日本ではテナントが固まっていなくても賃貸用オフィスビルの建築を着工する例が過半であり、これは世界の先進国・経済成熟国の常識から見ると例外的な訳ですが、なぜ日本ではこのような「スペキュラティブ(投機的・博打的)なインベストメント」が多いのでしょうか。その最大の理由は「それでもなんとかなってきた」からでしょう。
他の理由も上げたいと思います。それは事業にかかわる「土地代」の問題です。日本の大手デベは多くの場合、用地を買うなり別の形のコストを払って事業機会を確保します。用地確保段階で事業費全体の大体まあ3割程度を支出し、従ってこの段階でもう後戻りはできなくなっています。つまり日本のデベがスペキュラティブなデベロップメントを決断しているタイミングは建築工事着工時ではなく、用地取得時なのです。
一方、アメリカを例にあげると、オフィスビルは借地上に建っている事が非常に多い事が分かります。アメリカの借地の慣行では「権利金」とか「借地権設定対価としての一時金」のようなものはありません。年間の借地料というのは、土地利用料の分割払いのようなものですし、そもそもの土地価格が東京と比べると非常に安く、さらにその分割払いですから「事業用地確保」のためのコストは日本でのコストと比べると微々たる小ささなのです。
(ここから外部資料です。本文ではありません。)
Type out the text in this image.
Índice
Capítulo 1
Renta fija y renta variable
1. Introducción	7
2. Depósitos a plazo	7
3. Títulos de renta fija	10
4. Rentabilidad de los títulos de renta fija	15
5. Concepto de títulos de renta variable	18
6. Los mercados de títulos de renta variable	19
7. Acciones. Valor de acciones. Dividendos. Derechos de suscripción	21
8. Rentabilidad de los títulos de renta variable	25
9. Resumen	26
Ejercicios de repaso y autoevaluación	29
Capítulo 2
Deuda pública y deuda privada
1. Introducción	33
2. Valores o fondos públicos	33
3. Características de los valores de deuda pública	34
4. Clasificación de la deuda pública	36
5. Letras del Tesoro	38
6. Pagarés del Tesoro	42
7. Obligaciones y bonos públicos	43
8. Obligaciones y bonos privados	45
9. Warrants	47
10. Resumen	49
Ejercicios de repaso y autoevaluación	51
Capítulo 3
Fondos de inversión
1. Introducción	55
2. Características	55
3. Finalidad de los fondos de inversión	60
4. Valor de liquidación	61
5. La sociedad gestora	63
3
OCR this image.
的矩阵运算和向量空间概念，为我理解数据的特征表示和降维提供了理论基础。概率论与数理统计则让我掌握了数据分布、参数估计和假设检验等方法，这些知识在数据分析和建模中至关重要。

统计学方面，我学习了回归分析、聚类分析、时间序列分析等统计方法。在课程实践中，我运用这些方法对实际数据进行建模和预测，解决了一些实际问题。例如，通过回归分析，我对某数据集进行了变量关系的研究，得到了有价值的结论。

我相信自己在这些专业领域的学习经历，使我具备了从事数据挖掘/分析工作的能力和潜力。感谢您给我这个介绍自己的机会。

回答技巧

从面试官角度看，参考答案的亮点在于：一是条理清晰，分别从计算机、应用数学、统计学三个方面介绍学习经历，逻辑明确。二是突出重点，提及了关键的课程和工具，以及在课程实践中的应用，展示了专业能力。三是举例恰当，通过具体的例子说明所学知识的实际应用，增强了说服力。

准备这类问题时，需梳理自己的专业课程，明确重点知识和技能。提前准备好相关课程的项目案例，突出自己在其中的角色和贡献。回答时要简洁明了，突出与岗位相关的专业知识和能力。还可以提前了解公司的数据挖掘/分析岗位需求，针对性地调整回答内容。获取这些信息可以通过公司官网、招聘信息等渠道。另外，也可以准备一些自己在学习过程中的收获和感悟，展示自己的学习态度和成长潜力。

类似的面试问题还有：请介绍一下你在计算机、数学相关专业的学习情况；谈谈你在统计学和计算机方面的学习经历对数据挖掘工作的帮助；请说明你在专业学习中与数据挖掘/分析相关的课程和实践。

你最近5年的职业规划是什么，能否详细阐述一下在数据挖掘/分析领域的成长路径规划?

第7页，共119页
その他の理由を含めて一言でいうと「マーケットの構造が異なる」と言えます。世界の常識は日本では非常識であり、従って日本では通じません。「テナントが決まらなければ土地は買わない」という姿勢では、日本ではお話になりません。海外のデベは日本でのこの常識について来られず、従って世界に名だたるデベでも日本に進出している所は皆無です。